A categorical interpretation of Morita equivalence for dynamical von Neumann algebras

Abstract

Let G be a locally compact quantum group and (M,α) a G-W⁎-algebra. The object of study of this paper is the W⁎-category RepG(M) of normal, unital G-representations of M on Hilbert spaces endowed with a unitary G-representation. This category has a right action of the category Rep(G)=RepG(C) for which it becomes a right Rep(G)-module W⁎-category. Given another G-W⁎-algebra (N,β), we denote the category of normal ⁎-functors RepG(N)→RepG(M) compatible with the Rep(G)-module structure by FunRep(G)(RepG(N),RepG(M)) and we denote the category of G-M-N-correspondences, studied in [5], by CorrG(M,N).

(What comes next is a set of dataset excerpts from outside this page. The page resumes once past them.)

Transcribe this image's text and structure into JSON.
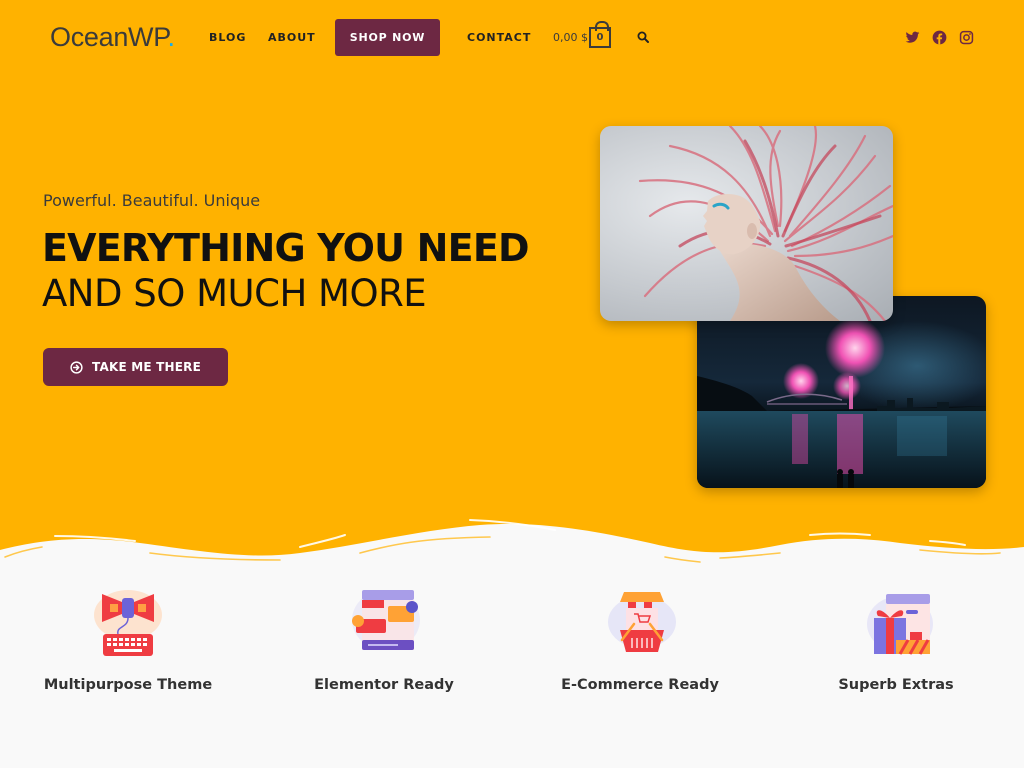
{
  "header": {
    "logo_text": "OceanWP",
    "logo_dot": ".",
    "nav": [
      {
        "label": "BLOG"
      },
      {
        "label": "ABOUT"
      },
      {
        "label": "SHOP NOW"
      },
      {
        "label": "CONTACT"
      }
    ],
    "cart_amount": "0,00 $",
    "cart_count": "0",
    "social": [
      "twitter-icon",
      "facebook-icon",
      "instagram-icon"
    ]
  },
  "hero": {
    "tagline": "Powerful. Beautiful. Unique",
    "headline_bold": "EVERYTHING YOU NEED",
    "headline_light": "AND SO MUCH MORE",
    "cta_label": "TAKE ME THERE",
    "images": [
      {
        "subject": "woman with pink hair"
      },
      {
        "subject": "fireworks over harbor at night"
      }
    ]
  },
  "features": [
    {
      "label": "Multipurpose Theme",
      "icon": "megaphone-keyboard-icon"
    },
    {
      "label": "Elementor Ready",
      "icon": "chat-panels-icon"
    },
    {
      "label": "E-Commerce Ready",
      "icon": "shop-basket-icon"
    },
    {
      "label": "Superb Extras",
      "icon": "gift-box-icon"
    }
  ],
  "colors": {
    "hero_bg": "#ffb200",
    "accent": "#6d2843",
    "logo_dot": "#13aff0",
    "page_bg": "#f9f9f9"
  }
}
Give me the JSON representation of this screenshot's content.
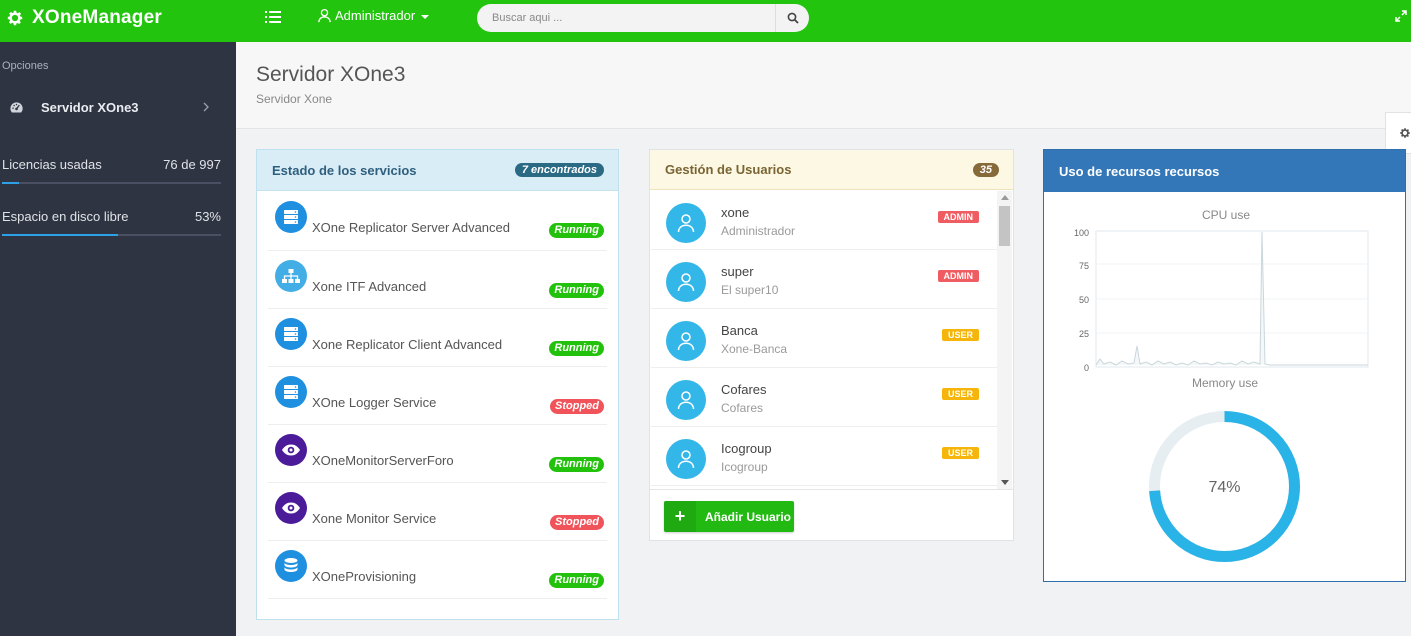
{
  "topbar": {
    "brand": "XOneManager",
    "user": "Administrador",
    "search_placeholder": "Buscar aqui ..."
  },
  "sidebar": {
    "heading": "Opciones",
    "server_item": "Servidor XOne3",
    "stats": [
      {
        "label": "Licencias usadas",
        "value": "76 de 997",
        "fraction": 0.076
      },
      {
        "label": "Espacio en disco libre",
        "value": "53%",
        "fraction": 0.53
      }
    ]
  },
  "page": {
    "title": "Servidor XOne3",
    "subtitle": "Servidor Xone"
  },
  "services": {
    "title": "Estado de los servicios",
    "badge": "7 encontrados",
    "items": [
      {
        "name": "XOne Replicator Server Advanced",
        "status": "Running",
        "icon": "server-icon"
      },
      {
        "name": "Xone ITF Advanced",
        "status": "Running",
        "icon": "sitemap-icon"
      },
      {
        "name": "Xone Replicator Client Advanced",
        "status": "Running",
        "icon": "server-icon"
      },
      {
        "name": "XOne Logger Service",
        "status": "Stopped",
        "icon": "server-icon"
      },
      {
        "name": "XOneMonitorServerForo",
        "status": "Running",
        "icon": "eye-icon"
      },
      {
        "name": "Xone Monitor Service",
        "status": "Stopped",
        "icon": "eye-icon"
      },
      {
        "name": "XOneProvisioning",
        "status": "Running",
        "icon": "database-icon"
      }
    ]
  },
  "users": {
    "title": "Gestión de Usuarios",
    "count": "35",
    "items": [
      {
        "name": "xone",
        "desc": "Administrador",
        "role": "ADMIN"
      },
      {
        "name": "super",
        "desc": "El super10",
        "role": "ADMIN"
      },
      {
        "name": "Banca",
        "desc": "Xone-Banca",
        "role": "USER"
      },
      {
        "name": "Cofares",
        "desc": "Cofares",
        "role": "USER"
      },
      {
        "name": "Icogroup",
        "desc": "Icogroup",
        "role": "USER"
      }
    ],
    "add_button": "Añadir Usuario"
  },
  "resources": {
    "title": "Uso de recursos recursos",
    "cpu_title": "CPU use",
    "memory_title": "Memory use",
    "memory_value": "74%",
    "memory_fraction": 0.74,
    "cpu_ticks": [
      "100",
      "75",
      "50",
      "25",
      "0"
    ]
  },
  "colors": {
    "topbar": "#23c40e",
    "sidebar": "#2f3442",
    "running": "#22c20c",
    "stopped": "#f0535a",
    "admin": "#ef5c61",
    "user": "#f5b50a",
    "avatar": "#33b6e8",
    "ring": "#2ab3e6"
  }
}
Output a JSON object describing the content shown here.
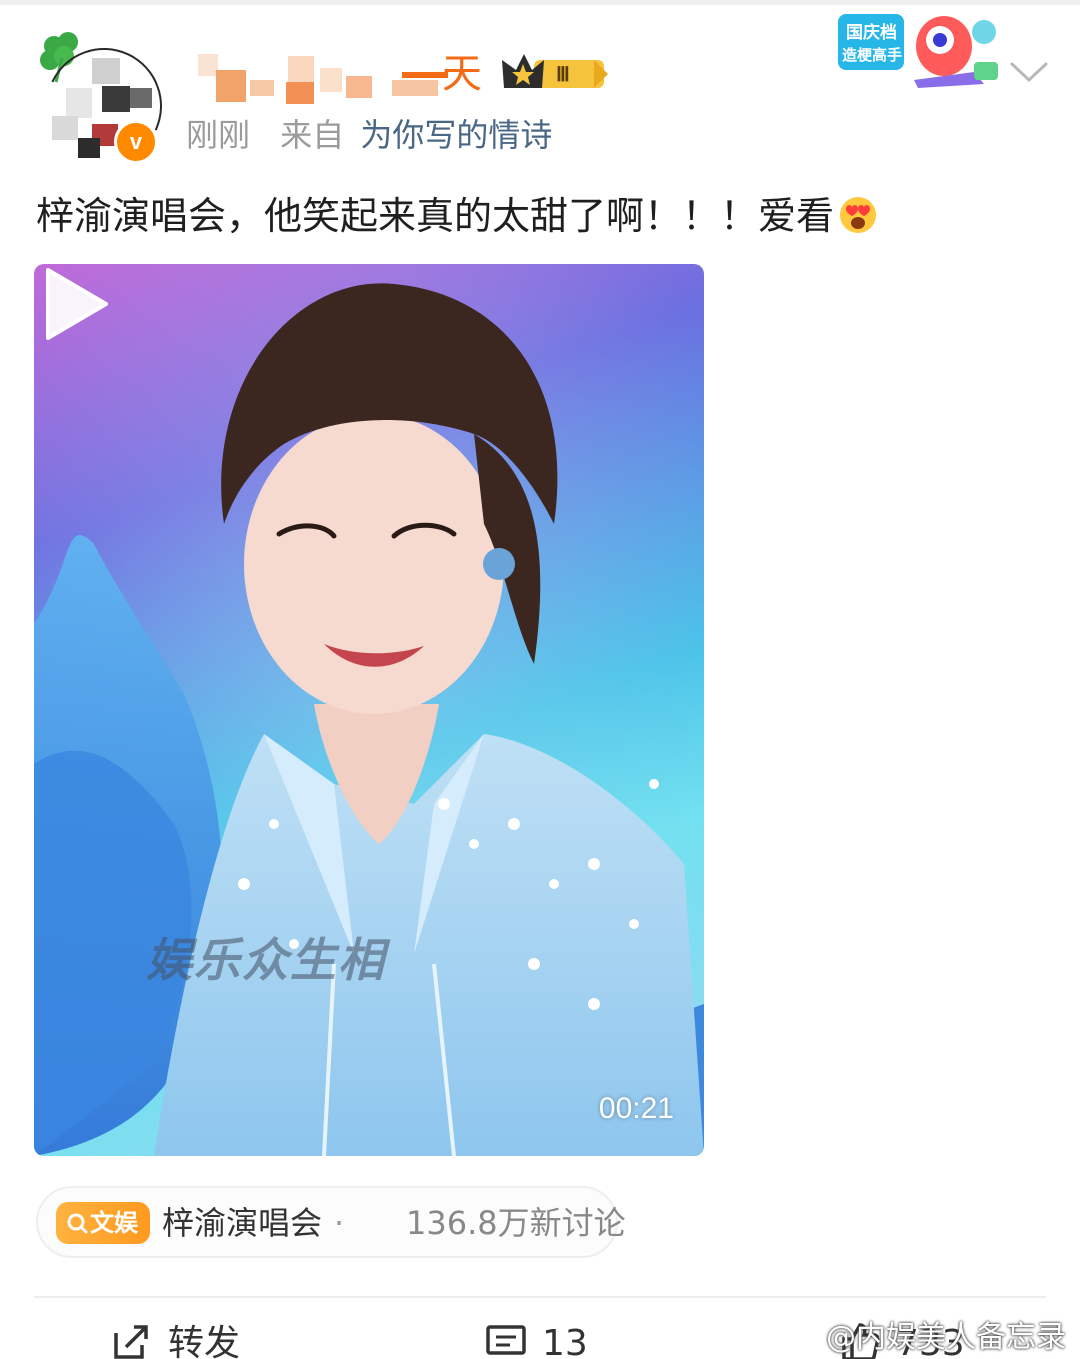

We prove that there are canonical functors P:CorrG(M,N)→FunRep(G)(RepG(N),RepG(M)) and Q:FunRep(G)(RepG(N),RepG(M))→CorrG(M,N) such that Q∘P≅id. We use these functors to show that the G-dynamical von Neumann algebras (M,α) and (N,β) are equivariantly Morita equivalent if and only if RepG(N) and RepG(M) are equivalent as Rep(G)-module-W⁎-categories. Specializing to the case where G is a compact quantum group, we prove that moreover P∘Q≅id, so that the categories CorrG(M,N) and FunRep(G)(RepG(N),RepG(M)) are equivalent. This is an equivariant version of the Eilenberg-Watts theorem for actions of compact quantum groups on von Neumann algebras.